Promoter Recognition by a Complex of Spx and the C-Terminal Domain of the RNA Polymerase α Subunit

Background: Spx, an ArsC (arsenate reductase) family member, is a global transcriptional regulator of the microbial stress response and is highly conserved amongst Gram-positive bacteria. Bacillus subtilis Spx protein exerts positive and negative control of transcription through its interaction with the C-terminal domain of the RNA polymerase (RNAP) alpha subunit (alpha CTD). Spx activates trxA (thioredoxin) and trxB (thioredoxin reductase) in response to thiol stress, and bears an N-terminal C10XXC13 redox disulfide center that is oxidized in active Spx.

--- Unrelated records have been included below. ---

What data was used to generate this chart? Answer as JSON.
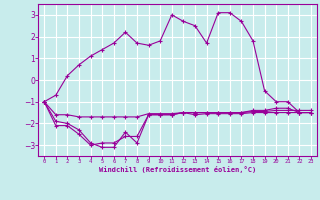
{
  "background_color": "#c8ecec",
  "line_color": "#990099",
  "grid_color": "#ffffff",
  "xlabel": "Windchill (Refroidissement éolien,°C)",
  "xlabel_color": "#990099",
  "tick_color": "#990099",
  "xlim": [
    -0.5,
    23.5
  ],
  "ylim": [
    -3.5,
    3.5
  ],
  "yticks": [
    -3,
    -2,
    -1,
    0,
    1,
    2,
    3
  ],
  "xticks": [
    0,
    1,
    2,
    3,
    4,
    5,
    6,
    7,
    8,
    9,
    10,
    11,
    12,
    13,
    14,
    15,
    16,
    17,
    18,
    19,
    20,
    21,
    22,
    23
  ],
  "line1_x": [
    0,
    1,
    2,
    3,
    4,
    5,
    6,
    7,
    8,
    9,
    10,
    11,
    12,
    13,
    14,
    15,
    16,
    17,
    18,
    19,
    20,
    21,
    22,
    23
  ],
  "line1_y": [
    -1.0,
    -0.7,
    0.2,
    0.7,
    1.1,
    1.4,
    1.7,
    2.2,
    1.7,
    1.6,
    1.8,
    3.0,
    2.7,
    2.5,
    1.7,
    3.1,
    3.1,
    2.7,
    1.8,
    -0.5,
    -1.0,
    -1.0,
    -1.5,
    -1.5
  ],
  "line2_x": [
    0,
    1,
    2,
    3,
    4,
    5,
    6,
    7,
    8,
    9,
    10,
    11,
    12,
    13,
    14,
    15,
    16,
    17,
    18,
    19,
    20,
    21,
    22,
    23
  ],
  "line2_y": [
    -1.0,
    -2.1,
    -2.1,
    -2.5,
    -3.0,
    -2.9,
    -2.9,
    -2.6,
    -2.6,
    -1.6,
    -1.6,
    -1.6,
    -1.5,
    -1.6,
    -1.55,
    -1.55,
    -1.55,
    -1.55,
    -1.5,
    -1.5,
    -1.5,
    -1.5,
    -1.5,
    -1.5
  ],
  "line3_x": [
    0,
    1,
    2,
    3,
    4,
    5,
    6,
    7,
    8,
    9,
    10,
    11,
    12,
    13,
    14,
    15,
    16,
    17,
    18,
    19,
    20,
    21,
    22,
    23
  ],
  "line3_y": [
    -1.0,
    -1.9,
    -2.0,
    -2.3,
    -2.9,
    -3.1,
    -3.1,
    -2.4,
    -2.9,
    -1.6,
    -1.6,
    -1.6,
    -1.5,
    -1.5,
    -1.5,
    -1.5,
    -1.5,
    -1.5,
    -1.4,
    -1.4,
    -1.3,
    -1.3,
    -1.5,
    -1.5
  ],
  "line4_x": [
    0,
    1,
    2,
    3,
    4,
    5,
    6,
    7,
    8,
    9,
    10,
    11,
    12,
    13,
    14,
    15,
    16,
    17,
    18,
    19,
    20,
    21,
    22,
    23
  ],
  "line4_y": [
    -1.0,
    -1.6,
    -1.6,
    -1.7,
    -1.7,
    -1.7,
    -1.7,
    -1.7,
    -1.7,
    -1.55,
    -1.55,
    -1.55,
    -1.5,
    -1.5,
    -1.5,
    -1.5,
    -1.5,
    -1.5,
    -1.45,
    -1.45,
    -1.4,
    -1.4,
    -1.4,
    -1.4
  ]
}
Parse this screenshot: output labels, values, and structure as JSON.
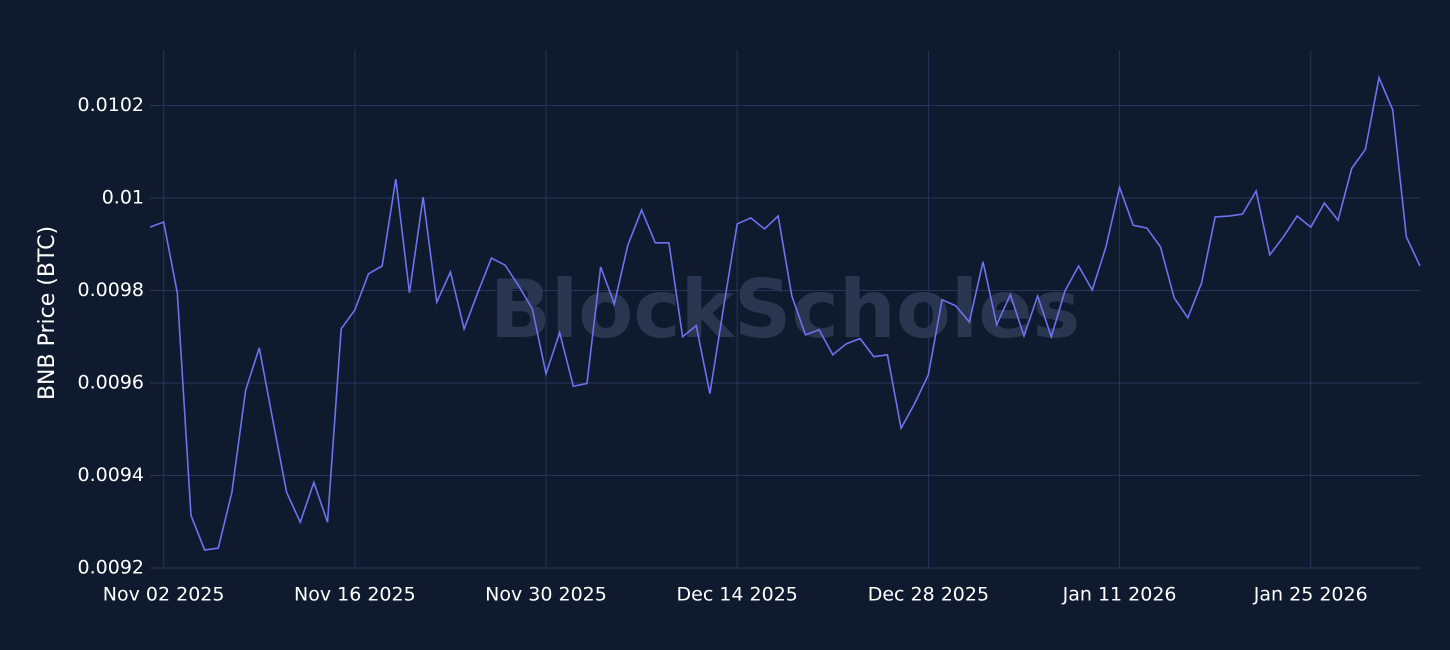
{
  "chart_data": {
    "type": "line",
    "y_label": "BNB Price (BTC)",
    "watermark": "BlockScholes",
    "x": [
      "2025-11-01",
      "2025-11-02",
      "2025-11-03",
      "2025-11-04",
      "2025-11-05",
      "2025-11-06",
      "2025-11-07",
      "2025-11-08",
      "2025-11-09",
      "2025-11-10",
      "2025-11-11",
      "2025-11-12",
      "2025-11-13",
      "2025-11-14",
      "2025-11-15",
      "2025-11-16",
      "2025-11-17",
      "2025-11-18",
      "2025-11-19",
      "2025-11-20",
      "2025-11-21",
      "2025-11-22",
      "2025-11-23",
      "2025-11-24",
      "2025-11-25",
      "2025-11-26",
      "2025-11-27",
      "2025-11-28",
      "2025-11-29",
      "2025-11-30",
      "2025-12-01",
      "2025-12-02",
      "2025-12-03",
      "2025-12-04",
      "2025-12-05",
      "2025-12-06",
      "2025-12-07",
      "2025-12-08",
      "2025-12-09",
      "2025-12-10",
      "2025-12-11",
      "2025-12-12",
      "2025-12-13",
      "2025-12-14",
      "2025-12-15",
      "2025-12-16",
      "2025-12-17",
      "2025-12-18",
      "2025-12-19",
      "2025-12-20",
      "2025-12-21",
      "2025-12-22",
      "2025-12-23",
      "2025-12-24",
      "2025-12-25",
      "2025-12-26",
      "2025-12-27",
      "2025-12-28",
      "2025-12-29",
      "2025-12-30",
      "2025-12-31",
      "2026-01-01",
      "2026-01-02",
      "2026-01-03",
      "2026-01-04",
      "2026-01-05",
      "2026-01-06",
      "2026-01-07",
      "2026-01-08",
      "2026-01-09",
      "2026-01-10",
      "2026-01-11",
      "2026-01-12",
      "2026-01-13",
      "2026-01-14",
      "2026-01-15",
      "2026-01-16",
      "2026-01-17",
      "2026-01-18",
      "2026-01-19",
      "2026-01-20",
      "2026-01-21",
      "2026-01-22",
      "2026-01-23",
      "2026-01-24",
      "2026-01-25",
      "2026-01-26",
      "2026-01-27",
      "2026-01-28",
      "2026-01-29",
      "2026-01-30",
      "2026-01-31",
      "2026-02-01",
      "2026-02-02"
    ],
    "series": [
      {
        "name": "BNB/BTC",
        "color": "#6b73f0",
        "values": [
          0.009937,
          0.009948,
          0.009795,
          0.009314,
          0.009239,
          0.009243,
          0.009364,
          0.009584,
          0.009676,
          0.009519,
          0.009364,
          0.009299,
          0.009385,
          0.009299,
          0.009717,
          0.009758,
          0.009836,
          0.009853,
          0.010041,
          0.009795,
          0.010002,
          0.009775,
          0.00984,
          0.009717,
          0.009795,
          0.00987,
          0.009855,
          0.00981,
          0.00976,
          0.00962,
          0.009709,
          0.009593,
          0.009599,
          0.009851,
          0.009771,
          0.009899,
          0.009974,
          0.009903,
          0.009903,
          0.0097,
          0.009724,
          0.009577,
          0.009763,
          0.009944,
          0.009957,
          0.009933,
          0.009961,
          0.009788,
          0.009704,
          0.009715,
          0.009661,
          0.009685,
          0.009696,
          0.009657,
          0.009661,
          0.009502,
          0.009556,
          0.009618,
          0.00978,
          0.009767,
          0.009732,
          0.009862,
          0.009726,
          0.009791,
          0.009702,
          0.009788,
          0.0097,
          0.009799,
          0.009853,
          0.009801,
          0.009894,
          0.010023,
          0.009941,
          0.009935,
          0.009894,
          0.009784,
          0.009741,
          0.009816,
          0.009959,
          0.009961,
          0.009965,
          0.010015,
          0.009877,
          0.009916,
          0.009961,
          0.009937,
          0.009989,
          0.009952,
          0.010064,
          0.010105,
          0.01026,
          0.010191,
          0.009916,
          0.009853
        ]
      }
    ],
    "xlim": [
      "2025-11-01",
      "2026-02-02"
    ],
    "xticks": [
      {
        "value": "2025-11-02",
        "label": "Nov 02 2025"
      },
      {
        "value": "2025-11-16",
        "label": "Nov 16 2025"
      },
      {
        "value": "2025-11-30",
        "label": "Nov 30 2025"
      },
      {
        "value": "2025-12-14",
        "label": "Dec 14 2025"
      },
      {
        "value": "2025-12-28",
        "label": "Dec 28 2025"
      },
      {
        "value": "2026-01-11",
        "label": "Jan 11 2026"
      },
      {
        "value": "2026-01-25",
        "label": "Jan 25 2026"
      }
    ],
    "ylim": [
      0.0092,
      0.01032
    ],
    "yticks": [
      0.0092,
      0.0094,
      0.0096,
      0.0098,
      0.01,
      0.0102
    ],
    "grid": true
  }
}
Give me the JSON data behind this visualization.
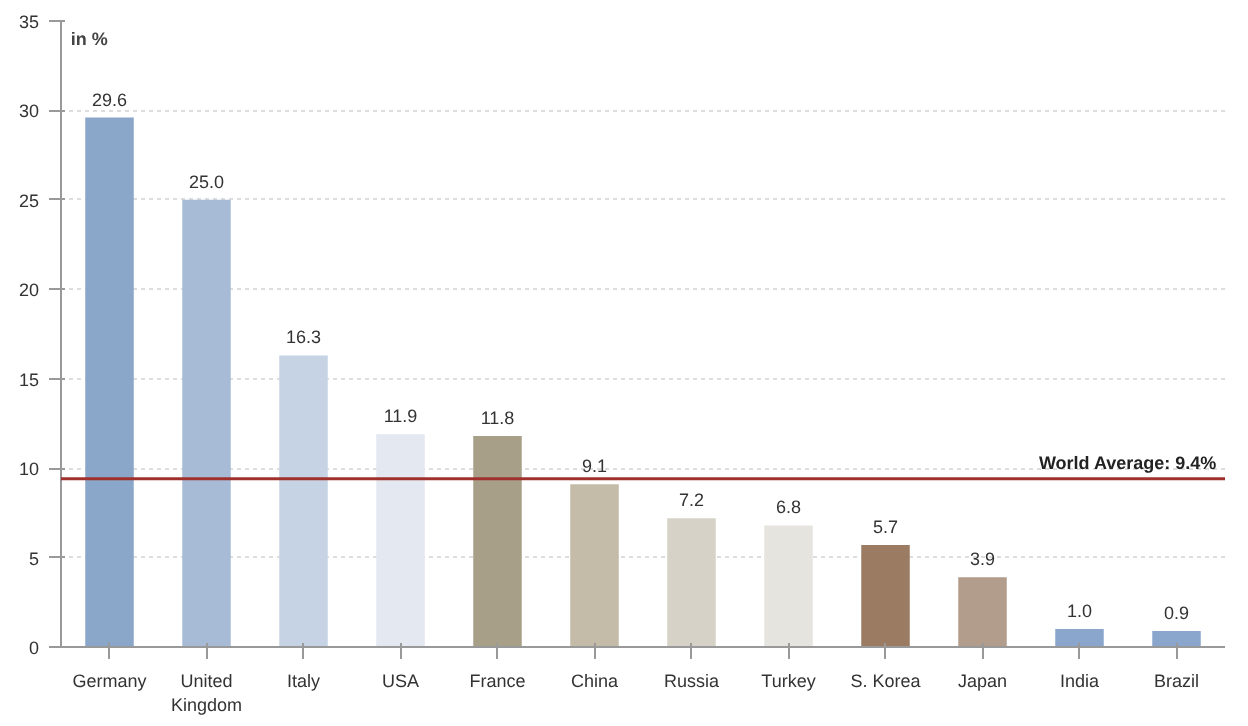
{
  "chart_data": {
    "type": "bar",
    "ylabel": "in %",
    "categories": [
      "Germany",
      "United\nKingdom",
      "Italy",
      "USA",
      "France",
      "China",
      "Russia",
      "Turkey",
      "S. Korea",
      "Japan",
      "India",
      "Brazil"
    ],
    "values": [
      29.6,
      25.0,
      16.3,
      11.9,
      11.8,
      9.1,
      7.2,
      6.8,
      5.7,
      3.9,
      1.0,
      0.9
    ],
    "colors": [
      "#8aa6c8",
      "#a7bbd6",
      "#c6d3e5",
      "#e3e8f1",
      "#a89f88",
      "#c4bba9",
      "#d6d2c8",
      "#e5e4df",
      "#9b7b61",
      "#b29c8b",
      "#8aa6cc",
      "#8aa6cc"
    ],
    "value_labels": [
      "29.6",
      "25.0",
      "16.3",
      "11.9",
      "11.8",
      "9.1",
      "7.2",
      "6.8",
      "5.7",
      "3.9",
      "1.0",
      "0.9"
    ],
    "ylim": [
      0,
      35
    ],
    "yticks": [
      0,
      5,
      10,
      15,
      20,
      25,
      30,
      35
    ],
    "grid": "y",
    "ref_lines": [
      {
        "axis": "y",
        "value": 9.4,
        "label": "World Average: 9.4%",
        "color": "#a0302c"
      }
    ]
  }
}
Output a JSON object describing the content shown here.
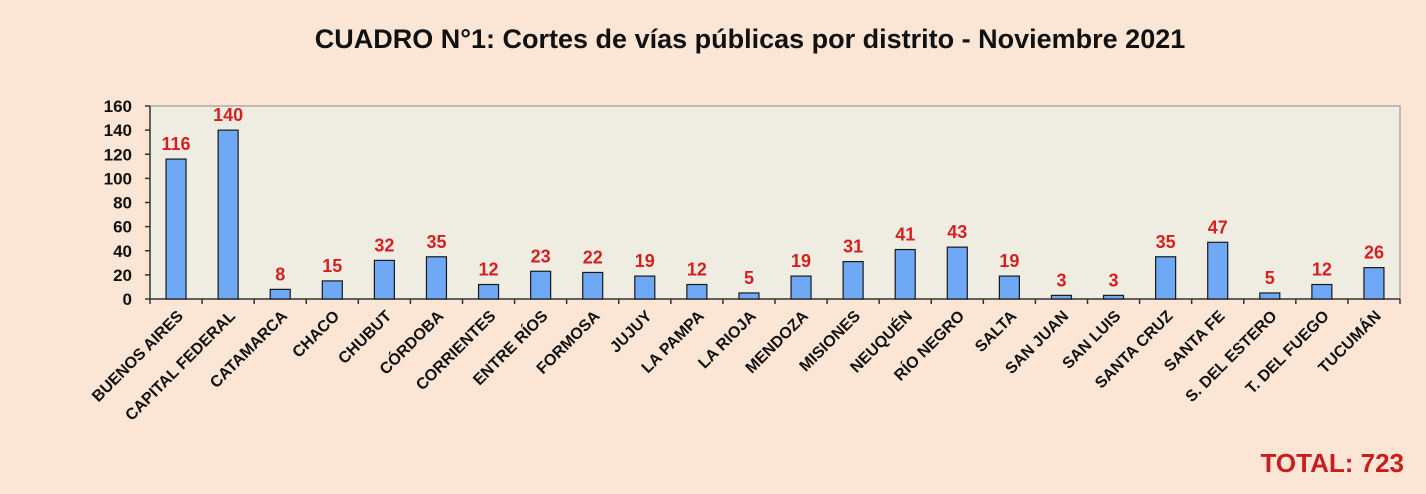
{
  "chart_data": {
    "type": "bar",
    "title": "CUADRO N°1: Cortes de vías públicas por distrito - Noviembre 2021",
    "categories": [
      "BUENOS AIRES",
      "CAPITAL FEDERAL",
      "CATAMARCA",
      "CHACO",
      "CHUBUT",
      "CÓRDOBA",
      "CORRIENTES",
      "ENTRE RÍOS",
      "FORMOSA",
      "JUJUY",
      "LA PAMPA",
      "LA RIOJA",
      "MENDOZA",
      "MISIONES",
      "NEUQUÉN",
      "RÍO NEGRO",
      "SALTA",
      "SAN JUAN",
      "SAN LUIS",
      "SANTA CRUZ",
      "SANTA FE",
      "S. DEL ESTERO",
      "T. DEL FUEGO",
      "TUCUMÁN"
    ],
    "values": [
      116,
      140,
      8,
      15,
      32,
      35,
      12,
      23,
      22,
      19,
      12,
      5,
      19,
      31,
      41,
      43,
      19,
      3,
      3,
      35,
      47,
      5,
      12,
      26
    ],
    "ylim": [
      0,
      160
    ],
    "yticks": [
      0,
      20,
      40,
      60,
      80,
      100,
      120,
      140,
      160
    ],
    "grid": false,
    "legend": "none",
    "xlabel": "",
    "ylabel": "",
    "total_label": "TOTAL: 723",
    "colors": {
      "page_background": "#fbe6d5",
      "plot_background": "#efece1",
      "bar_fill": "#6fa8f4",
      "bar_stroke": "#1a1a1a",
      "data_label": "#d42020",
      "total": "#c81e1e"
    }
  }
}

Methodology/Principal Findings: The structure of mutant Spx(C10S) showed a change in the conformation of helix alpha 4. Amino acid substitutions R60E and K62E within and adjacent to helix alpha 4 conferred defects in Spx-activated transcription but not Spx-dependent repression. Electrophoretic mobility-shift assays showed alpha CTD interaction with trxB promoter DNA, but addition of Spx generated a supershifted complex that was disrupted in the presence of reductant (DTT). Interaction of alpha CTD/Spx complex with promoter DNA required the cis-acting elements -45AGCA-42 and -34AGCG-31 of the trxB promoter. The Spx(G52R) mutant, defective in alpha CTD binding, did not interact with the alpha CTD-trxB complex. Spx R60E not only failed to complex with alpha CTD-trxB, but also disrupted alpha CTD-trxB DNA interaction. Conclusions/Significance: The results show that Spx and alpha CTD form a complex that recognizes the promoter DNA of an Spx-controlled gene. A conformational change during oxidation of Spx to the disulfide form likely alters the structure of Spx alpha helix alpha 4, which contains residues that function in transcriptional activation and alpha CTD/Spx-promoter interaction. The results suggest that one of these residues, R60 of the alpha 4 region of oxidized Spx, functions in alpha CTD/Spx-promoter contact but not in alpha CTD interaction.